# How far would you travel



## snaggle (Feb 19, 2010)

As the title reads, how far would you travel to a store or Kijiji add for quality live stock or supplies?

I personal have gone over 500 KM round trip on more then one occasion.


----------



## bigfishy (Jun 19, 2009)

Last week, I went to London Ontario to pick up some live stocks. I got up at 4am and reached London at 6:20am. Came back to Toronto around 10am and goes to work >.<" I was so tired that day, I will never do it again! :O


----------



## Hitch (Apr 26, 2009)

unless its something I have been desperately seeking for a while and I can't find them anywhere, I wouldnt really travel outside the GTA for fish/supplies. Especially since there are some good out of province sources where I can get fish shipped.


----------



## bettaforu (Sep 6, 2009)

I regularly delivered my fish/shrimps from Burlington to Markham and that was with a leased vehicle and a round trip of 120 KM and never once charged for the delivery. Finally had to stop doing this as my Hubby got mad and said if people don't want to drive to pickup their fish/shrimps, why should we do it?

Some people just don't want to get off their sofa to get good quality fish/stock, but would prefer to buy from big LFS thinking they are getting a better deal.


----------



## teemee (Aug 29, 2009)

i don't have a car anymore, and now often spend 2hrs on ttc (return) to get to nafb/ba/rb. but i have to know before i leave that it will be worth my while, like if there is a sale or a new shipment, or they've gotten in something special for me.


----------



## ameekplec. (May 1, 2008)

Depends on whats for sale - because of the wealth of local stores, I never really travel far to go to a store, unless there's something specific I want.

But like Hitch, most of what can be had can also be had online, ships to my door, and comes out at around the same price or cheaper.


----------



## Greg_o (Mar 4, 2010)

My worst example so far is two Brampton to Scarborough and back trips in one day.


----------



## Lee_D (Jun 11, 2010)

I drove from Burlington to Sarnia this year to go to the Auction.

Lee


----------



## bob123 (Dec 31, 2009)

I have driven from London to Sterling Heights Michigan and back in one day 360 km.
Also London to Ajax 450 km.


----------



## BillD (Jun 5, 2006)

As a member of a club, I don't see any reason to travel for livestock. My needs are meager and there are enough members who do travel, that if I wanted something, I couldn't get from within, I would ask one of them to look for what I want. Those that I would ask, I would trust implicitly to get the right item and it would be top quality. Did I mention I was cheap? The farthest I have traveled was to Burlington, to get some fish. the only way I would do it now is if I could combine it with something else, or if it were possible to do it while doing something that had to be done.


----------



## darkangel66n (May 15, 2013)

I would travel 500 kilometers if need be. I regularly do trips of 200 km or more. Often just to visit stores with no idea what exactly they have or I am looking for.


----------



## colio (Dec 8, 2012)

Taking transit, travel is more than just a little annoying. A couple of times I went from downtown to STC, and it is a long haul. Delayed my getting home by a good 3.5 hours, and with a family to think of such a thing is not easily justified for a decent deal for my expensive aquarium hobby. Places like Burlington or Markham are out of the question.


----------



## BillD (Jun 5, 2006)

darkangel66n said:


> I would travel 500 kilometers if need be. I regularly do trips of 200 km or more. Often just to visit stores with no idea what exactly they have or I am looking for.

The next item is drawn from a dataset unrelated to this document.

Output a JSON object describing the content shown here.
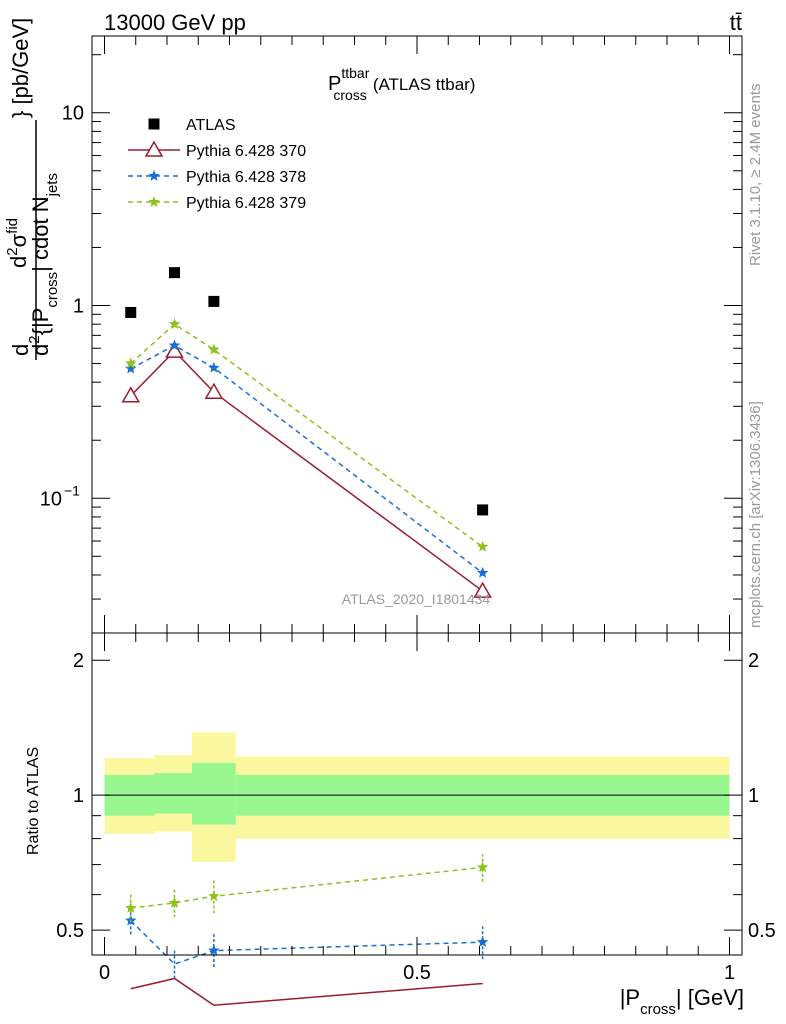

This is why, I don't need to travel; I can ask this guy, to look for me.


----------



## greg (Apr 29, 2012)

SwimmyD and I went to Milwaukee earlier this fall to pick up some killifish. It was actually an auction and show so there was also good food, beer, seminars and lots of fun hanging out with fellow killiphiles.

Strictly to pick up items only - we drove to New Jersey to pick up my main tank. 

Closer to home we regularly travel around the GTA to pick up items or just check out stores.


----------